I read your post as a deeper thought - that of my role in my own healing.
In the case of trickle truth, the healing process extends as long as the lies continue to be told.
So if I come at it from the POV that after I have the truth to the extent that I am satisfied that the information I have is true and complete enough to make sense to me, then my healing can go forward from there.
Prior to that, I think I am healing, but only in certain aspects. To me, healing means I understand what happened, why, how it affects or changes my life. I also reach a point of accepting that I have enough solid information about the events that I can understand my own reactions, make decisions that are based in true facts, and can do so without losing my composure and logical thought process. And healing means I can look at the events without the deep emotion anguish I felt when I first learned of the infidelity.

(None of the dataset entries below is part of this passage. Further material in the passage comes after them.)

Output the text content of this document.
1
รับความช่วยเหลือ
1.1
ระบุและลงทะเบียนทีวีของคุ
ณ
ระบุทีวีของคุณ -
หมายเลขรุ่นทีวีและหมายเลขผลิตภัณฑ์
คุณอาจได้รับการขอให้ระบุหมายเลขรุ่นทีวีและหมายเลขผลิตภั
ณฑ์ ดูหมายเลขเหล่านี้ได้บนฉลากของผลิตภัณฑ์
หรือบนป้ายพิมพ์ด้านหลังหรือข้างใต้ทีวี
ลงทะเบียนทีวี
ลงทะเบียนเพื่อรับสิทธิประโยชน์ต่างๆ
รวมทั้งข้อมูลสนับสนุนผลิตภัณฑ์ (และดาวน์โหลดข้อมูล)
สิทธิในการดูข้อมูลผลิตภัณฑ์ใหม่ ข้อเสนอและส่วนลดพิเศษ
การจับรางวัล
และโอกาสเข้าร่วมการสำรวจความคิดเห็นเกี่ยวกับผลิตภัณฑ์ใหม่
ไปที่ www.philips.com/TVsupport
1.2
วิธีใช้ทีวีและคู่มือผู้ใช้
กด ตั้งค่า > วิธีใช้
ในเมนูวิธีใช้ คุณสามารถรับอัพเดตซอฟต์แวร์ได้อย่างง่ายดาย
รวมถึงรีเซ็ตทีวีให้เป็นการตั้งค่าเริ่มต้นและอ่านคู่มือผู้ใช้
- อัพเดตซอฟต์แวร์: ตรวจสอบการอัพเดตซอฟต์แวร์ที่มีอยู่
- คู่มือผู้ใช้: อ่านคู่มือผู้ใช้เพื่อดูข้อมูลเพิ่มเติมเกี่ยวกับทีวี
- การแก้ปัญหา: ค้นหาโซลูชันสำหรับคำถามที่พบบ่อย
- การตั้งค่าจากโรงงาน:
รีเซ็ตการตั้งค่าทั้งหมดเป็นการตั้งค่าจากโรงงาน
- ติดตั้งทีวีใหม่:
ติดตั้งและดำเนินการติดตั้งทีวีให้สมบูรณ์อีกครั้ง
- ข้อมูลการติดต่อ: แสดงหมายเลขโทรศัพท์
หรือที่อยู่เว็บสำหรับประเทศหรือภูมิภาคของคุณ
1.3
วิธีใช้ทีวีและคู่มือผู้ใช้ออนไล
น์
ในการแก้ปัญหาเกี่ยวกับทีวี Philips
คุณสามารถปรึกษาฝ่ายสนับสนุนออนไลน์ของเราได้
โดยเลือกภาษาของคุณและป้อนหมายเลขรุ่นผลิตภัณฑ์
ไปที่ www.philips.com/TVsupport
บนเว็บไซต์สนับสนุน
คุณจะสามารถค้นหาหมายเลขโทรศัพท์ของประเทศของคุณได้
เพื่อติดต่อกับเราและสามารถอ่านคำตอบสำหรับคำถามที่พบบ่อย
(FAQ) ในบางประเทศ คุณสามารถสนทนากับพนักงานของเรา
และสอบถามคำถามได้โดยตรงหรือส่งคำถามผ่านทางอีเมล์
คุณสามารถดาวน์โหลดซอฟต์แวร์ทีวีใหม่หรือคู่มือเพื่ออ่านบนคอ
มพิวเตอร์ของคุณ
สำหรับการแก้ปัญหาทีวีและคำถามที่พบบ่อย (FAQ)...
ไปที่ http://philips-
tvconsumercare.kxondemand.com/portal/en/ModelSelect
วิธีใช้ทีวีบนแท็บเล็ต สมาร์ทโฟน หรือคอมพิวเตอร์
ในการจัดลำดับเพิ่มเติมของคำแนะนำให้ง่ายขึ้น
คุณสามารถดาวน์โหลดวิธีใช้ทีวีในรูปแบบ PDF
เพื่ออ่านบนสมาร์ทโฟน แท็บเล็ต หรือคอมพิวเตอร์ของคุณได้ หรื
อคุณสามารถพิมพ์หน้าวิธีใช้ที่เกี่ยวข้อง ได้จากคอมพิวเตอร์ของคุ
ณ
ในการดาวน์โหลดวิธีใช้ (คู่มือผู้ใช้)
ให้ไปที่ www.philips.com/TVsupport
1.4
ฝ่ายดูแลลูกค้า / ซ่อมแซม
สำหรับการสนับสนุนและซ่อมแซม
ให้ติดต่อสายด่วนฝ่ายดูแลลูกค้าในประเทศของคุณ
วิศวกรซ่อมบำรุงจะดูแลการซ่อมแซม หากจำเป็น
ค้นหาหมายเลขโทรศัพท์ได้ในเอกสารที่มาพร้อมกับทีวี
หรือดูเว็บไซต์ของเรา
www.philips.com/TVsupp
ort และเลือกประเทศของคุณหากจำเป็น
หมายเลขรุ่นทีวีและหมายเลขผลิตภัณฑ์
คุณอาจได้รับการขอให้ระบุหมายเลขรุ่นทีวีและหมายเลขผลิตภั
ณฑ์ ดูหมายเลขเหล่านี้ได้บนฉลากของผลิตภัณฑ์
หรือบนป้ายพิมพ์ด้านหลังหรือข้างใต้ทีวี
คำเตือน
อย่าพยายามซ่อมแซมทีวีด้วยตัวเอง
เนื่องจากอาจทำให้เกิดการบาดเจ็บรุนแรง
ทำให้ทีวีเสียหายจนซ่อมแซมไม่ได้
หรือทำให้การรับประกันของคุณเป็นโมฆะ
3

How can I "sustain" my own pain? I know I did. I wallowed. I overthought many events, using a "what is the worst thing I can think of" approach, and then using that to wallow in. Because I did not have the truth right away, I did a lot of mental/emotional self-injuring by imagining things, deciding that was the "only" way it could have played out, told myself that what I imagined IS now the truth, and then cried and agonized over it.
But what I thought I "knew" wasn’t the truth. It was my way of coping, by choosing the worst possible thing I could imagine, and then making it "my truth" - ignoring the fact that I myself created it from a tiny fact and exponentially made it into something far more menacing, evil, and painful to me.
I own doing this to myself. It was born of fear, abandonment, feeling discarded and unloved. I went into that dark hole.
I’m coming out a bit now. 19 months after the confession.